Glamour in the kitchen . . .

I was lucky enough to be in the audience for the chat show, The Great British Bake Off: an Extra Slice.  It was actually a, humorous look at the famous cookery show but there was no mistaking the deadly serious devotion of fans and the production team making the show.  We were privileged to watch the show three days before it was shown on TV and signed a document committing us to keeping its secrets until then.   We are reminded of our oath several times by the staff.  I once signed the British Government’s Official Secrets Act but it did not seem half as solemn an undertaking.

Better than anything I could make but not perfect unlikely to win the prize

`The Great British Bake Off’ is one of the most popular programmes on TV and has made huge stars of its judges Paul Hollywood and Mary Berry.

Mary Berry and Co.

Celebrity chiefs these days are an industry unto themselves, not only producing recipe books but all sorts of products bearing their names.  An obscure ingredient that might appear on a cookery show will be emptied off of the supermarket shelves in no time at all.

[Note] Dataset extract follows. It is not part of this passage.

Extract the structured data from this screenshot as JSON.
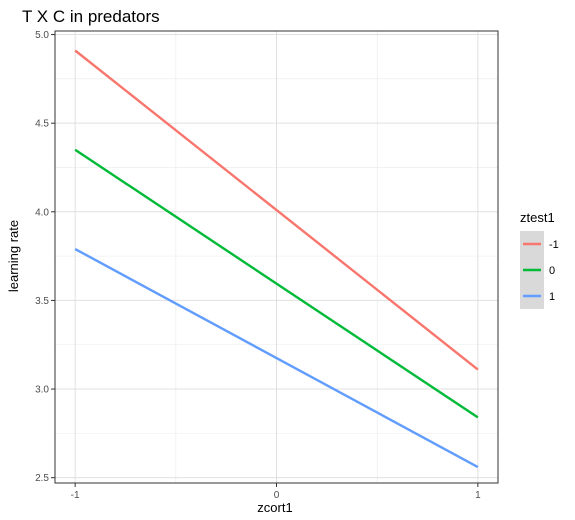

The earliest known recipe book was written by a chief called Mithaecus in Sicily of the 3rd Century BC.  The Roman Chef Apicius’ recipes used exotic meats like ostrich as well as spices and honey.  The British Isles seemed to remain silent for a long time.  I think this might be explained in the following old children’s rhyme :

Oats, peas, beans, and barley grow,
Oats, peas, beans, and barley grow,
Can you or I or anyone know
How oats, peas, beans, and barley grow?

Medieval Cookery

The British diet was very limited until the time of the Romans (even commonplace creatures like rabbits are not native species) and then only gradually did we come to enjoy the spices, herbs and fruit and vegetables of the Mediterranean.  It is no coincidence that early cookery books seem to come from places with reliable harvests and a great range of high-quality fresh produce on hand.   Lyon in France is still the gastronomic centre of the country because chefs have daily access to the freshest and best ingredients.

For people, who are able to choose what they eat, food provides more than a sensory delight.  Today, many of us are dieting and closely tailoring what we eat to promote our long-term well-being.  Surprisingly, this is not a modern concept.  In Europe, Black Pepper was once thought able to cure Insomnia, Constipation, abscesses and toothache. Whilst it has been shown that this and culinary horrors like beef tea are unhelpful, there are many herbs and spices that have a positive effect.  For example, saffron really does lift the mood.

In times of relative peace the aristocracy thrived and sought out all forms of luxury whilst the variety of foodstuffs kept increasing spurring a competitive level of banqueting.

Gradually, all classes of people began to sample more exotic fare and by the end of the Victorian era, British people finally had tasted curry.

Celebrity chefs seem to set us impossible standards but so much better than Chaucer’s crude-talking cook:

And he could roast and boil and broil and fry,

And prepare a stew, and bake a tasty pie.

But a pity it was, it seemed to me,

That on his shin an open sore had he;

For sweet blanc-mange, he made it with the best.